A telecom tower located in Rothrock State Forest, near State College, Pennsylvania, collapsed on Thanksgiving morning November 28, a victim of 44 mile-per-hour wind gusts. The tower’s tenants included the State College translator for Sinclair Broadcast Group’s NBC television affiliate WJAC and GetWireless, a rural wireless internet service provider.
SBA Towers, which owns the tower, sought to replace the existing tower with a robust lattice structure, back in 2017, before the zoning hearing board in the Ferguson Township but was denied because the municipality’s ordinance only allows monopoles in such circumstances.
Since then no one has been able to climb the tower to make repairs because it was unsafe, according to Dan Myers, president, GetWireless.

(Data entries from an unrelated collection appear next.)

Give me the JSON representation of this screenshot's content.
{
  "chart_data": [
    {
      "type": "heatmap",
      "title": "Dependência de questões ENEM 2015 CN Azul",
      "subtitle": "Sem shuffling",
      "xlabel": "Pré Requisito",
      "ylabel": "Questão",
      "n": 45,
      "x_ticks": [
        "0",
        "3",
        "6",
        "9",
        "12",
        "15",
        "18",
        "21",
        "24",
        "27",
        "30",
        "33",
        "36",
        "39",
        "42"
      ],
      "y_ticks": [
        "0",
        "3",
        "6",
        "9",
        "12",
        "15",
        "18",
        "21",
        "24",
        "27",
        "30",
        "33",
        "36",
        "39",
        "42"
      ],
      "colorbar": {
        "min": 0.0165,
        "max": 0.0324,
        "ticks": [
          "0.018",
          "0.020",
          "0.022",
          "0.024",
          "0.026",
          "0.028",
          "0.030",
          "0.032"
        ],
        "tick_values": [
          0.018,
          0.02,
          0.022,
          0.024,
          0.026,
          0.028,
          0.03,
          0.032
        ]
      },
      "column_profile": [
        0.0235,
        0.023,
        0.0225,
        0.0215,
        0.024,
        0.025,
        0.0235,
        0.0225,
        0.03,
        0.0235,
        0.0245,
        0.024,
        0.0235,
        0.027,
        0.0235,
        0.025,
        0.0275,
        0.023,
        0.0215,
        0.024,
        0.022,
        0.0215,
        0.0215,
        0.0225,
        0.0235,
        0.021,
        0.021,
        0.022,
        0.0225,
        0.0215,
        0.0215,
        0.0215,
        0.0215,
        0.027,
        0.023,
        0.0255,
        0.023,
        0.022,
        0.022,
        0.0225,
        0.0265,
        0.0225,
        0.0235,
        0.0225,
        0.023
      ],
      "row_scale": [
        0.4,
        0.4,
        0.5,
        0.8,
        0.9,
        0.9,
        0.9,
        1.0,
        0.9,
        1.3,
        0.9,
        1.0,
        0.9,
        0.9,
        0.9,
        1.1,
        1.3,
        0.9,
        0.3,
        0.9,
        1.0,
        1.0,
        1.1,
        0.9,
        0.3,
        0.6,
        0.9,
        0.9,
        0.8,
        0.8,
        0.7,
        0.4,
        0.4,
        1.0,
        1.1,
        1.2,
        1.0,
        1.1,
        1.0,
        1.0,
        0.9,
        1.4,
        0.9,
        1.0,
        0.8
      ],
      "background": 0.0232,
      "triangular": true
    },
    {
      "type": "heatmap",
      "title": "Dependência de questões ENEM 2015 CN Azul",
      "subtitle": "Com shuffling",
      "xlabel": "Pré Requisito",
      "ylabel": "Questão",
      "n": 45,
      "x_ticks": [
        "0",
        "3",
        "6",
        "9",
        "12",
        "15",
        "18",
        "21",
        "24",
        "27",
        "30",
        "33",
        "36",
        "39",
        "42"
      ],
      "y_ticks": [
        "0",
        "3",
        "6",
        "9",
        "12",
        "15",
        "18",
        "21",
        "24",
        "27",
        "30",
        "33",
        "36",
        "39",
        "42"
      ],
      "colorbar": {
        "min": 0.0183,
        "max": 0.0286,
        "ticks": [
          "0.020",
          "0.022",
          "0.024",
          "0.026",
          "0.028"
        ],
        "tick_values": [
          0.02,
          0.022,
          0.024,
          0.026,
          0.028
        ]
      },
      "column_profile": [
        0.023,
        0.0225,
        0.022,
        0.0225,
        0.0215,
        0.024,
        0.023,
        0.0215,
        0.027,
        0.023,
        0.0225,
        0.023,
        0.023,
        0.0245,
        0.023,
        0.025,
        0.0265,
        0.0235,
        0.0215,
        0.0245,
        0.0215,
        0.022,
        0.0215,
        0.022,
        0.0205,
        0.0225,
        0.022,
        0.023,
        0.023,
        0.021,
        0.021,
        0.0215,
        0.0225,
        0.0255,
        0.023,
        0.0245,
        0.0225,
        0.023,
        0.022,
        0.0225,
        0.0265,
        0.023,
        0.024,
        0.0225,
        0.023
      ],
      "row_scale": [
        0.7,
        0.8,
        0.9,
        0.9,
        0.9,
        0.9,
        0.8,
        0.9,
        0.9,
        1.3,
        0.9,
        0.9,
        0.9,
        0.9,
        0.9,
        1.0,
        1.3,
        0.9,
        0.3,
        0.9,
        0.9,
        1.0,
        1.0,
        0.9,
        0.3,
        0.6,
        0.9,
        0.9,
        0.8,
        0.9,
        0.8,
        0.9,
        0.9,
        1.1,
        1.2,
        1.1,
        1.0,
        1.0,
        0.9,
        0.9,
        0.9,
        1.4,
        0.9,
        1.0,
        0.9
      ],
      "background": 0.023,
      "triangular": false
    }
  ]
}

On July 23, the 180′ lattice tower structure was again the subject of a Zoning Hearing Board meeting in local municipality Ferguson Township, where its owner SBA Towers appealed the earlier decision asking for a variance of the monopole ordinance and the right to replace the existing tower with a more robust structure, also of lattice design.
At the zoning hearing meeting, SBA’s attorney Joe Perotti said, “…the present tower is about to fall over.” Perotti added, “[the tower] is a health and human risk. The existing pole is going to fall, that is a risk and people will lose service.”
After hearing the arguments, the Ferguson Township Board went into executive session. Then it approved a variance to allow a lattice tower. But it was too late, the same winds that kept floats close to the ground in the Macey’s Thanksgiving Day Parade also buffeted central Pennsylvania bringing down the tower.
At press time, AGL eDigest learned the temporary tower that was put into place is not going to accept antennas, and the expected replacement tower is no longer going to be rebuilt, according to Myers. GetWireless has contracted to move its antennas to a structure owned by Centre Communications.
David Beyerle, a professional engineer in the Commonwealth of Pennsylvania and a IEEE Communications Society Wireless Communications Professional, helped with the reporting of this story. He works as a communications engineer at Pennsylvania State University nearby the tower site.